There are two parsing strategies for TTS datasets, controlled by the root_strategy field in the schema.
Strategies
Index-based (default)
A CSV / TSV / pipe-delimited index file maps audio paths to transcriptions.
Controlled by:
| Field | Required | Description |
|---|---|---|
format |
✓ | File format ("csv", "tsv", "pipe"). |
index_file |
✓ | Path to the index file, relative to the dataset root. |
base_audio_path |
✗ | Directory prefix prepended to file_path dtype columns. |
columns |
✗ | Column mappings from source columns to logical names. |
separator |
✗ | Explicit column separator (e.g. "\|"). |
has_header |
✗ | Whether the index file has a header row. When false, source_column must be a positional integer. |
encoding |
✗ | File encoding (e.g. "utf-8-sig" for files with a BOM). |
Paired-file / glob-based (root_strategy: "paired_glob")
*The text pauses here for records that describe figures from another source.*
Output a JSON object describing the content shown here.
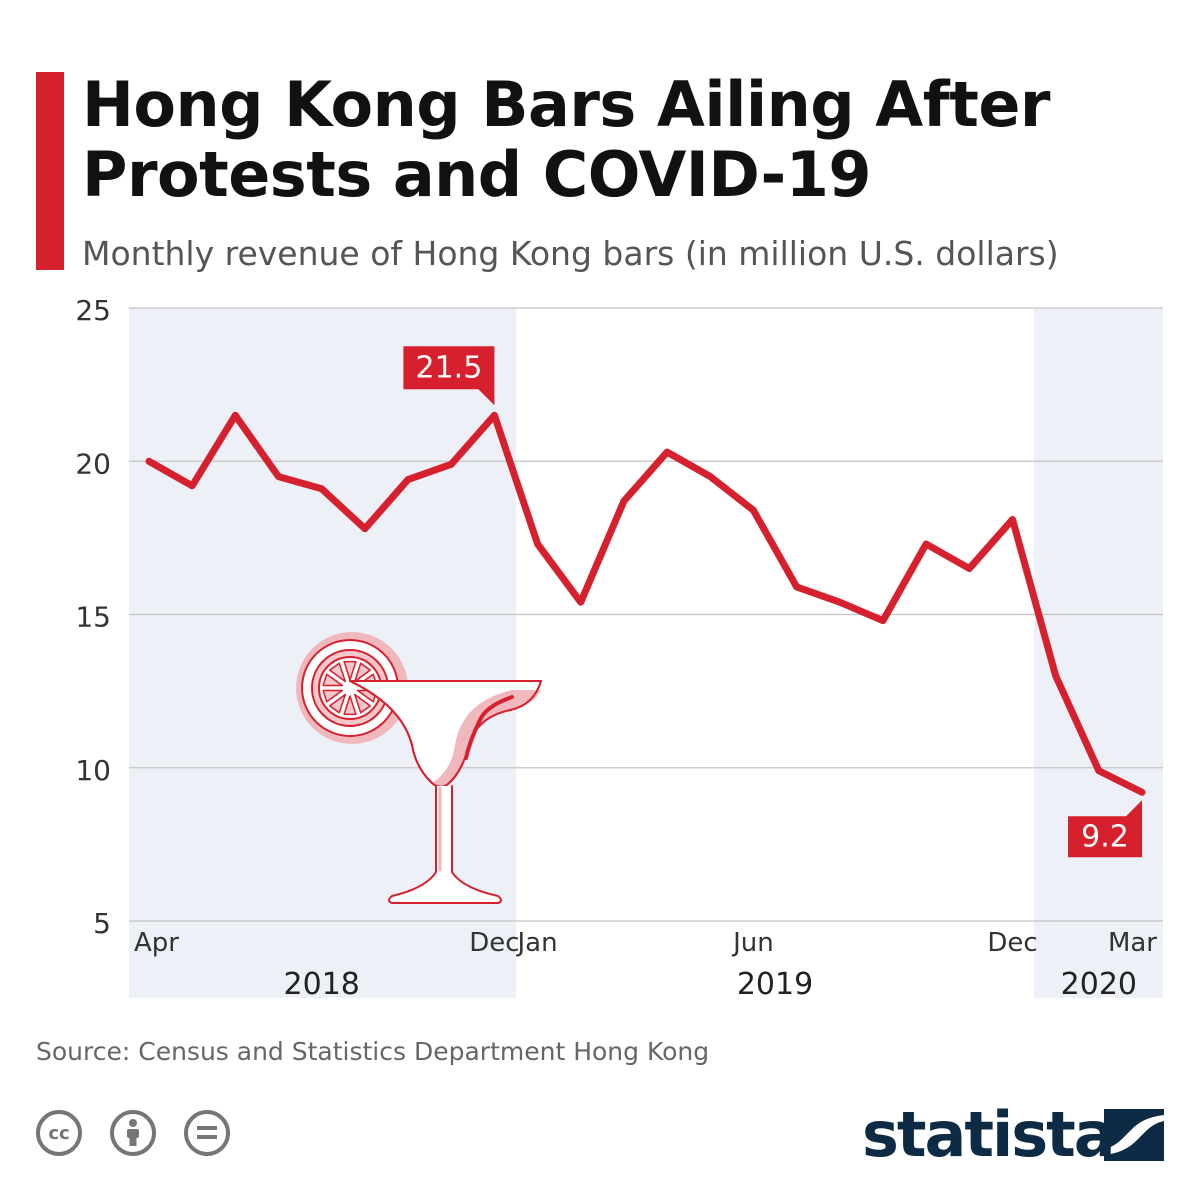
{
  "header": {
    "title": "Hong Kong Bars Ailing After Protests and COVID-19",
    "subtitle": "Monthly revenue of Hong Kong bars (in million U.S. dollars)"
  },
  "chart_data": {
    "type": "line",
    "y_range": [
      5,
      25
    ],
    "y_ticks": [
      5,
      10,
      15,
      20,
      25
    ],
    "grid": true,
    "x": [
      "Apr 2018",
      "May 2018",
      "Jun 2018",
      "Jul 2018",
      "Aug 2018",
      "Sep 2018",
      "Oct 2018",
      "Nov 2018",
      "Dec 2018",
      "Jan 2019",
      "Feb 2019",
      "Mar 2019",
      "Apr 2019",
      "May 2019",
      "Jun 2019",
      "Jul 2019",
      "Aug 2019",
      "Sep 2019",
      "Oct 2019",
      "Nov 2019",
      "Dec 2019",
      "Jan 2020",
      "Feb 2020",
      "Mar 2020"
    ],
    "values": [
      20.0,
      19.2,
      21.5,
      19.5,
      19.1,
      17.8,
      19.4,
      19.9,
      21.5,
      17.3,
      15.4,
      18.7,
      20.3,
      19.5,
      18.4,
      15.9,
      15.4,
      14.8,
      17.3,
      16.5,
      18.1,
      13.0,
      9.9,
      9.2
    ],
    "month_labels": [
      {
        "index": 0,
        "text": "Apr"
      },
      {
        "index": 8,
        "text": "Dec"
      },
      {
        "index": 9,
        "text": "Jan"
      },
      {
        "index": 14,
        "text": "Jun"
      },
      {
        "index": 20,
        "text": "Dec"
      },
      {
        "index": 23,
        "text": "Mar"
      }
    ],
    "year_labels": [
      {
        "text": "2018",
        "start_index": 0,
        "end_index": 8,
        "shaded": true
      },
      {
        "text": "2019",
        "start_index": 9,
        "end_index": 20,
        "shaded": false
      },
      {
        "text": "2020",
        "start_index": 21,
        "end_index": 23,
        "shaded": true
      }
    ],
    "callouts": [
      {
        "index": 8,
        "label": "21.5",
        "position": "above"
      },
      {
        "index": 23,
        "label": "9.2",
        "position": "below"
      }
    ],
    "line_color": "#d7202e",
    "shade_color": "#edf0f7"
  },
  "footer": {
    "source": "Source: Census and Statistics Department Hong Kong",
    "brand": "statista",
    "license_icons": [
      "cc-icon",
      "attribution-icon",
      "no-derivatives-icon"
    ],
    "license_cc_text": "cc"
  }
}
Each audio file has a matching .txt file with the same stem. The loader recursively finds all text files, reads the transcription, and pairs them with the corresponding audio file. The parent directory name is captured as a split column in the resulting DataFrame.
Controlled by:
| Field | Required | Description |
|---|---|---|
file_pattern |
✓ | Glob pattern used to find text files (e.g. "**/*.txt"). |
audio_extension |
✓ | Extension of the matching audio files (e.g. ".webm"). |
content_mapping |
✗ | Optional mapping of file content to DataFrame columns. |
Examples
Index-based schema
# Example: pipe-delimited, headerless metadata
dataset_id: "aso-ckb-tts"
task: "TTS"
format: "pipe"
separator: "|"
has_header: false
index_file: "metadata.csv"
base_audio_path: "wavs/"
columns:
audio_path:
source_column: 0 # positional index (no header)
dtype: "file_path"
transcription:
source_column: 1
dtype: "string"